Вот где беда Касаева: слишком эмоционален. Все рассуждения свел к риторике – зачем да зачем. В блокноте появляется между тем пространная запись о той же Лете с двумя громоздкими деепричастными оборотами, но будем справедливы: название реки подчеркнуто двойной волнистой – признак самонеудовлетворенности.
Если же оставить метафизику в стороне, то все чудесно. Именно все чудесно, и чем буквальное понимать это, тем вернее. (Правда, метафизика здесь поворачивается иным боком.) В пору увлечения космологическими теориями, – собственно, эта пора жизни Касаева еще не завершилась, – он сильно сочувствовал идее обусловленности мировых констант фактом человеческого существования. («Представь себе только, все приспособлено для человека, будь другой масса протона или гравитационная постоянная „гамма»…» – «Ну ты и зануда!» – «…Нас бы тогда, – шепотом, – не было б вовсе». – На губы лег ее указательный: «Тс-с-с-с!» – «Да, да, – с усилием, – честное слово…») Или в детстве. Когда проснешься за час-полтора до школы и чувствуешь: сон еще не забыт, но забывается катастрофически быстро, несмотря на твои отчаянные хватьхвать, и ты будто не ты; все предметы, скажем, фаянсовый лев из михалковской басни или горшок со столетником, или битые гляделки дедовы (без дужки) на подоконнике, или веник в углу, – все дружно напоминают, освещенные солнечным светом, о своей неизменной всегдашности: ты вот спишь-спишь, соня, а мы ждем, как дураки терпеливые, и ты нас не видишь. Да нет, вот и я теперь с вами! Они: нашего полку прибыло! Но отстраненность от посюстороннего еще не преодолена полностью, потому как ты нарочно затаил дыхание, чтобы успеть изумиться самому вхождению в едва сбыточный мир действительности.

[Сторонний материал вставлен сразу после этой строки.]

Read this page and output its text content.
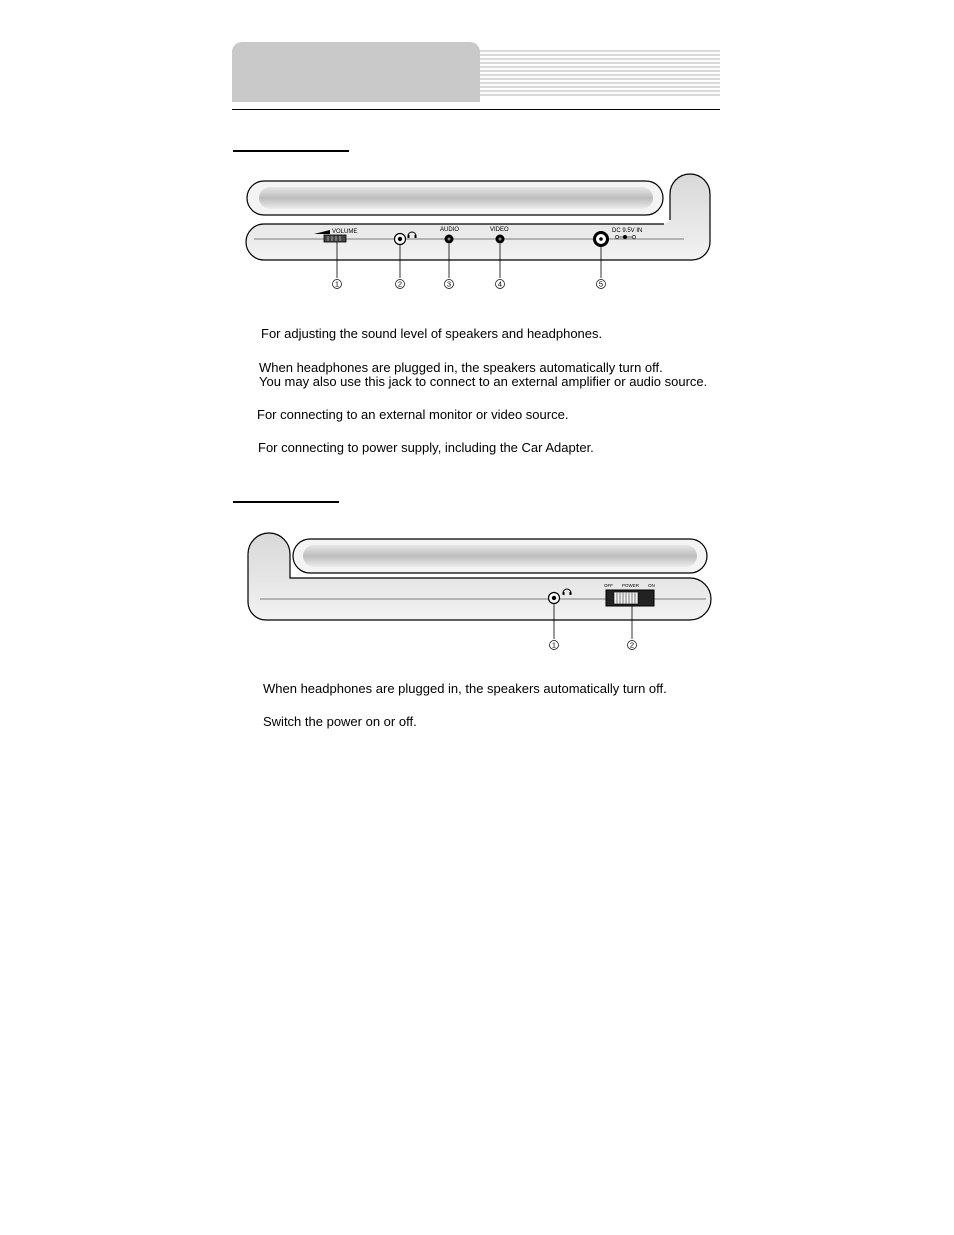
VOLUME	AUDIO	VIDEO	DC 9.5V IN
1	2	3	4	5
For adjusting the sound level of speakers and headphones.
When headphones are plugged in, the speakers automatically turn off.
You may also use this jack to connect to an external amplifier or audio source.
For connecting to an external monitor or video source.
For connecting to power supply, including the Car Adapter.
OFF POWER ON
1	2
When headphones are plugged in, the speakers automatically turn off.
Switch the power on or off.
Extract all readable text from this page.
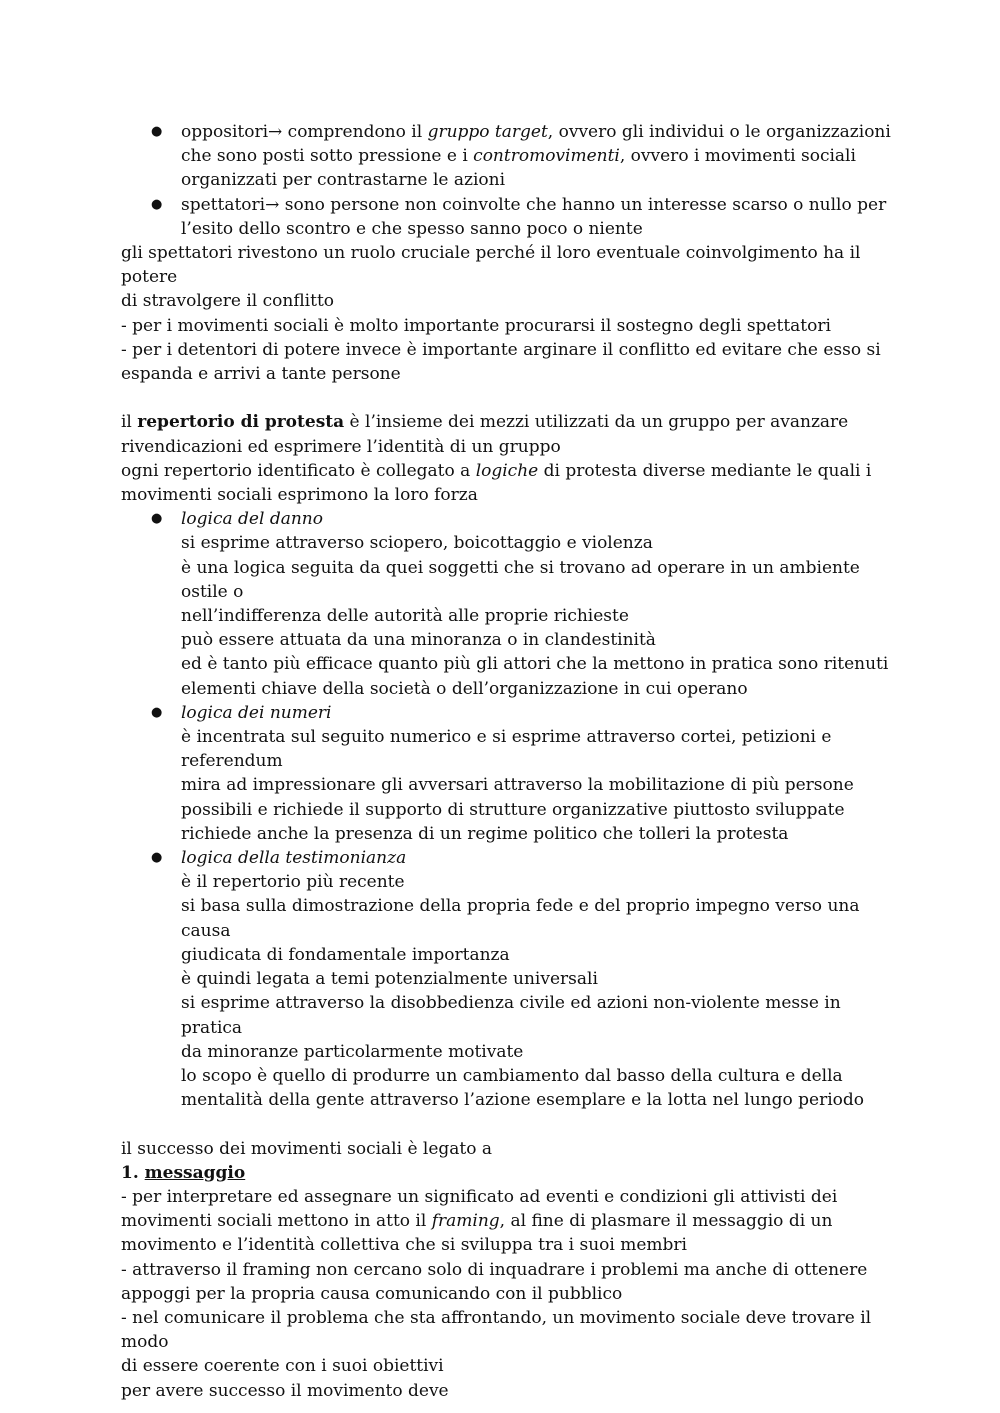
● oppositori→ comprendono il gruppo target, ovvero gli individui o le organizzazioni

che sono posti sotto pressione e i contromovimenti, ovvero i movimenti sociali

organizzati per contrastarne le azioni

● spettatori→ sono persone non coinvolte che hanno un interesse scarso o nullo per

l’esito dello scontro e che spesso sanno poco o niente

gli spettatori rivestono un ruolo cruciale perché il loro eventuale coinvolgimento ha il potere

di stravolgere il conflitto

- per i movimenti sociali è molto importante procurarsi il sostegno degli spettatori

- per i detentori di potere invece è importante arginare il conflitto ed evitare che esso si

espanda e arrivi a tante persone

il repertorio di protesta è l’insieme dei mezzi utilizzati da un gruppo per avanzare

rivendicazioni ed esprimere l’identità di un gruppo

ogni repertorio identificato è collegato a logiche di protesta diverse mediante le quali i

movimenti sociali esprimono la loro forza

● logica del danno

si esprime attraverso sciopero, boicottaggio e violenza

è una logica seguita da quei soggetti che si trovano ad operare in un ambiente ostile o

nell’indifferenza delle autorità alle proprie richieste

può essere attuata da una minoranza o in clandestinità

ed è tanto più efficace quanto più gli attori che la mettono in pratica sono ritenuti

elementi chiave della società o dell’organizzazione in cui operano

● logica dei numeri

è incentrata sul seguito numerico e si esprime attraverso cortei, petizioni e

referendum

mira ad impressionare gli avversari attraverso la mobilitazione di più persone

possibili e richiede il supporto di strutture organizzative piuttosto sviluppate

richiede anche la presenza di un regime politico che tolleri la protesta

● logica della testimonianza

è il repertorio più recente

si basa sulla dimostrazione della propria fede e del proprio impegno verso una causa

giudicata di fondamentale importanza

è quindi legata a temi potenzialmente universali

si esprime attraverso la disobbedienza civile ed azioni non-violente messe in pratica

da minoranze particolarmente motivate

lo scopo è quello di produrre un cambiamento dal basso della cultura e della

mentalità della gente attraverso l’azione esemplare e la lotta nel lungo periodo

il successo dei movimenti sociali è legato a

1. messaggio

- per interpretare ed assegnare un significato ad eventi e condizioni gli attivisti dei

movimenti sociali mettono in atto il framing, al fine di plasmare il messaggio di un

movimento e l’identità collettiva che si sviluppa tra i suoi membri

- attraverso il framing non cercano solo di inquadrare i problemi ma anche di ottenere

appoggi per la propria causa comunicando con il pubblico

- nel comunicare il problema che sta affrontando, un movimento sociale deve trovare il modo

di essere coerente con i suoi obiettivi

per avere successo il movimento deve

Иными словами, друг Касаев, надо уметь радоваться жизни (такая вот мудреная истина) и принимать ее с благодарностью, как тому учат популярные шлягеры. Даже эту очередь в гардеробе, молчаливо индевеющую под сердитым взглядом гипсового Щедрина (ибо мы до сих пор находимся в Публичной). Два гардеробщика, два неутомимых инвалида из «Трудпрома», – у одного, как весело объяснил он торопливой даме, рука на крючке болтается, – вот оптимисты! Их артистизм вызывающ. «Барышня!» На чаевые отвечают конфетами.
А на улице надо поднять воротник, потому что опять развеселился борей, осень как осень. И что бы еще сказать хорошее? Нет ничего лучше Невского проспекта, по крайней мере в Петербурге, – это при всей нелюбви к многолюдству! Продавец мороженого возле «Елисея» бросил нарукавники в пустую коробку – дескать, мешают, – и кружатся листья по Малой Садовой. А вот и памятник Гоголю (нет, не тот, другой), вернее, отсутствие памятника, – только с Гоголем приключится такое! Здесь, в двух шагах от Публичной библиотеки, напротив кинотеатра «Родина», стоит в сквере замечательная гранитная тумба; горожане настолько к ней привыкли, что уже не читают потускневшую надпись: «На этом месте будет сооружен памятник…» А может, он и действительно сооружен на этом богохранимом месте, да мы только не видим его, и сидит недоступный зрению Николай Васильевич на гранитном пьедестале, как в кресле на том единственном дагерротипе, наблюдает устало за происходящим. Незримо присутствующий… Это же лучший монумент Гоголю! Незримо присутствующий 8.
А дома Александр Степанович по своему обыкновению ворчит на курсантов за отсутствие хваленой дисциплины – представьте, мыло опять не убрали! – и марширует, пока нет Оли, в солдатских кальсонах по коридору, – их-то у него полтора десятка! Думает, не приготовить ли ужин на базе бульонных кубиков? Или сварить яйцо вкрутую?
Скоро придет Оль в нашу юдоль, глядишь, ниотколь, все пойдет своим чередом, кошкин дом, тили-бом… Но что есть чертовщина, как не Самсонов?
О Самсонов! Страшный, ужасный…
Три Столба называется это место; два деревянные – вот они, а третий, железобетонный, возвышается в дальнем углу пустыря за овощным ларьком и кустом шиповника. Около Трех Столбов я встречаю тебя после спектакля, жду на троллейбусной остановке и, чтобы убить время, сочиняю небылицы про горожан, которых вижу, всякие глупости, как в детстве, всякую чушь, как придется. Двое вышли из дома, они шахматисты: один с фонариком, другой с корзиной – сражались, не щадя живота своего, до самой ночи, но после двенадцатой ничьей обнялись полюбовно и пошли собирать шампиньоны в парке имени Кирова.